Sarah Cohen-Scali by Les dents de la nuit

Sarah Cohen-Scali by Les dents de la nuit

Auteur:Les dents de la nuit [nuit, Les dents de la]
La langue: fra
Format: epub
Publié: 0101-01-01T00:00:00+00:00


Avant même qu'il pût recommencer à dire son innocence, Douglas avait pris sur son postérieur une douzaine de coups cinglants. Où qu'il allât, en criant, le cuir le rattrapait et cinglait de nouveau.

Plus tard, cachant sa peine dans le sable comme une autruche, Douglas entretenait son affreux chagrin en un muet soliloque.

Il savait qui avait jeté cette balle. Un homme avec un chapeau de paille et un parapluie tout raide et une chambre froide et grise. Oui, oui, oui ! Il reniflait et ses larmes ruisselaient.

Attendez ! Attendez seulement !

Il entendit Grandma balayer les débris, les ramasser dans son tablier et aller les porter à la poubelle. Bleus, roses, jaunes, des météores de verre dégringolèrent, lumineux.

Quand Grandma fut partie, Douglas se traîna en geignant jusque-là, pour sauver quelques morceaux du verre admirable.

Il en repêcha trois. Monsieur Koberman détestait les fenêtres de couleur. Ceci - il fit tinter les rescapés entre ses doigts - ceci valait donc la peine d'être conservé.

Grand-père arrivait de son bureau au journal chaque soir, un peu avant les pensionnaires, à cinq heures.

Quand un pas lent et pesant emplit le hall, quand une solide canne d'acajou retomba dans le porte-parapluie, Douglas courut enlacer le vaste estomac et s'asseoir sur les genoux de Grandpa pendant que celui-ci lisait le journal du soir.

-Hi ! Grandpa !

-Hello, toi, là-dessous !

-Grandma a encore coupé des poulets aujourd'hui. C'est amusant de la regarder faire, dit Douglas.

Grandpa continua sa lecture.

-Cela fait deux fois cette semaine, des poulets. Elle est la femme la plus poulettière qu'on puisse imaginer. Tu aimes la regarder les découper, hein ? Insensible petit coquin ! Ha !

-Je suis seulement curieux.

-Ça, on peut dire que tu l'es, fit Grandpa, grondant un peu,

riant un peu. Tu te rappelles, le jour que cette jeune dame a été tuée à la gare ? Tu y es allé tranquillement et tu l'as regardée, sang compris. Drôle d'oiseau, va ! Reste comme ça.
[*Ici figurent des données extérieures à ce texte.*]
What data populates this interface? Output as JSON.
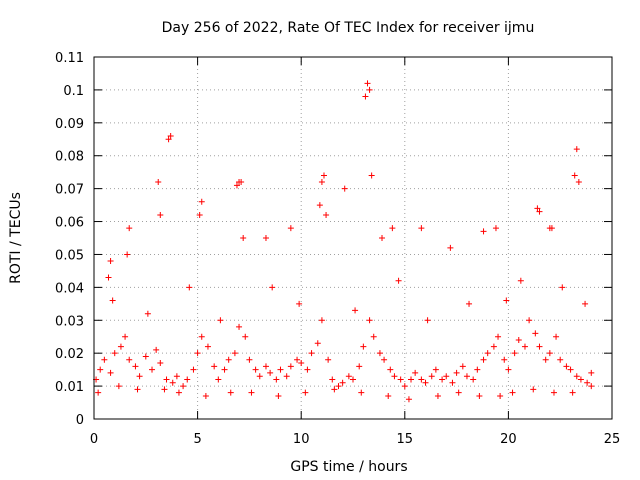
{
  "chart_data": {
    "type": "scatter",
    "title": "Day 256 of 2022, Rate Of TEC Index for receiver ijmu",
    "xlabel": "GPS time / hours",
    "ylabel": "ROTI / TECUs",
    "xlim": [
      0,
      25
    ],
    "ylim": [
      0,
      0.11
    ],
    "xticks": [
      "0",
      "5",
      "10",
      "15",
      "20",
      "25"
    ],
    "yticks": [
      "0",
      "0.01",
      "0.02",
      "0.03",
      "0.04",
      "0.05",
      "0.06",
      "0.07",
      "0.08",
      "0.09",
      "0.1",
      "0.11"
    ],
    "grid": true,
    "marker": "+",
    "color": "#ff0000",
    "series": [
      {
        "x": [
          0.1,
          0.3,
          0.5,
          0.8,
          1.0,
          1.3,
          1.5,
          1.7,
          2.0,
          2.2,
          2.5,
          2.8,
          3.0,
          3.2,
          3.5,
          3.8,
          4.0,
          4.3,
          4.5,
          4.8,
          5.0,
          5.2,
          5.5,
          5.8,
          6.0,
          6.3,
          6.5,
          6.8,
          7.0,
          7.3,
          7.5,
          7.8,
          8.0,
          8.3,
          8.5,
          8.8,
          9.0,
          9.3,
          9.5,
          9.8,
          10.0,
          10.3,
          10.5,
          10.8,
          11.0,
          11.3,
          11.5,
          11.8,
          12.0,
          12.3,
          12.5,
          12.8,
          13.0,
          13.3,
          13.5,
          13.8,
          14.0,
          14.3,
          14.5,
          14.8,
          15.0,
          15.3,
          15.5,
          15.8,
          16.0,
          16.3,
          16.5,
          16.8,
          17.0,
          17.3,
          17.5,
          17.8,
          18.0,
          18.3,
          18.5,
          18.8,
          19.0,
          19.3,
          19.5,
          19.8,
          20.0,
          20.3,
          20.5,
          20.8,
          21.0,
          21.3,
          21.5,
          21.8,
          22.0,
          22.3,
          22.5,
          22.8,
          23.0,
          23.3,
          23.5,
          23.8,
          24.0,
          0.7,
          0.8,
          1.6,
          1.7,
          3.1,
          3.2,
          3.6,
          3.7,
          5.1,
          5.2,
          6.9,
          7.0,
          7.1,
          7.2,
          8.3,
          9.5,
          10.9,
          11.0,
          11.1,
          11.2,
          12.1,
          13.1,
          13.2,
          13.3,
          13.4,
          13.9,
          14.4,
          15.8,
          17.2,
          18.8,
          19.4,
          21.4,
          21.5,
          22.0,
          22.1,
          23.2,
          23.3,
          23.4,
          0.9,
          2.6,
          4.6,
          6.1,
          8.6,
          9.9,
          12.6,
          14.7,
          16.1,
          18.1,
          19.9,
          20.6,
          22.6,
          23.7,
          0.2,
          1.2,
          2.1,
          3.4,
          4.1,
          5.4,
          6.6,
          7.6,
          8.9,
          10.2,
          11.6,
          12.9,
          14.2,
          15.2,
          16.6,
          17.6,
          18.6,
          19.6,
          20.2,
          21.2,
          22.2,
          23.1,
          24.0
        ],
        "y": [
          0.012,
          0.015,
          0.018,
          0.014,
          0.02,
          0.022,
          0.025,
          0.018,
          0.016,
          0.013,
          0.019,
          0.015,
          0.021,
          0.017,
          0.012,
          0.011,
          0.013,
          0.01,
          0.012,
          0.015,
          0.02,
          0.025,
          0.022,
          0.016,
          0.012,
          0.015,
          0.018,
          0.02,
          0.028,
          0.025,
          0.018,
          0.015,
          0.013,
          0.016,
          0.014,
          0.012,
          0.015,
          0.013,
          0.016,
          0.018,
          0.017,
          0.015,
          0.02,
          0.023,
          0.03,
          0.018,
          0.012,
          0.01,
          0.011,
          0.013,
          0.012,
          0.016,
          0.022,
          0.03,
          0.025,
          0.02,
          0.018,
          0.015,
          0.013,
          0.012,
          0.01,
          0.012,
          0.014,
          0.012,
          0.011,
          0.013,
          0.015,
          0.012,
          0.013,
          0.011,
          0.014,
          0.016,
          0.013,
          0.012,
          0.015,
          0.018,
          0.02,
          0.022,
          0.025,
          0.018,
          0.015,
          0.02,
          0.024,
          0.022,
          0.03,
          0.026,
          0.022,
          0.018,
          0.02,
          0.025,
          0.018,
          0.016,
          0.015,
          0.013,
          0.012,
          0.011,
          0.014,
          0.043,
          0.048,
          0.05,
          0.058,
          0.072,
          0.062,
          0.085,
          0.086,
          0.062,
          0.066,
          0.071,
          0.072,
          0.072,
          0.055,
          0.055,
          0.058,
          0.065,
          0.072,
          0.074,
          0.062,
          0.07,
          0.098,
          0.102,
          0.1,
          0.074,
          0.055,
          0.058,
          0.058,
          0.052,
          0.057,
          0.058,
          0.064,
          0.063,
          0.058,
          0.058,
          0.074,
          0.082,
          0.072,
          0.036,
          0.032,
          0.04,
          0.03,
          0.04,
          0.035,
          0.033,
          0.042,
          0.03,
          0.035,
          0.036,
          0.042,
          0.04,
          0.035,
          0.008,
          0.01,
          0.009,
          0.009,
          0.008,
          0.007,
          0.008,
          0.008,
          0.007,
          0.008,
          0.009,
          0.008,
          0.007,
          0.006,
          0.007,
          0.008,
          0.007,
          0.007,
          0.008,
          0.009,
          0.008,
          0.008,
          0.01
        ]
      }
    ]
  }
}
Ne crains rien. Ne crains jamais rien de ta vie. Je crois que tu tiens ça de ton père. On n'est pas militaire pour rien, et tu étais tellement proche de lui jusqu'à ce que tu viennes vivre ici, l'an dernier.

Grandpa revint à son journal.

Une longue pause.

-Gramps ?

-Oui?

-Et si un homme n'avait pas de coeur ou de poumons ou d'estomac, et tout de même allait et venait, vivant ?

-Ça, grommela Gramps, ce serait un miracle.

-Je ne veux pas dire un... un miracle... Non. Je veux dire s'il était tout à fait différent à l'intérieur. Pas comme moi.

-Eh bien, il ne serait pas tout à fait humain, pas vrai, garçon ?

-Je crois bien que non, Gramps. Gramps, tu as un coeur et des poumons ?

Gramps rit à petits coups :

-Ma foi, à dire vrai, je n'en sais rien. Les ai jamais vus ni sentis.

Jamais eu une radio, jamais vu un médecin. Pour tout ce que j'en sais, je puis être aussi massif qu'une pomme de terre.

-Est-ce que j'ai un estomac, moi ?

-Aucun doute sur ce point ! cria Grandma depuis la porte du salon. Je le sais parce que je le nourris.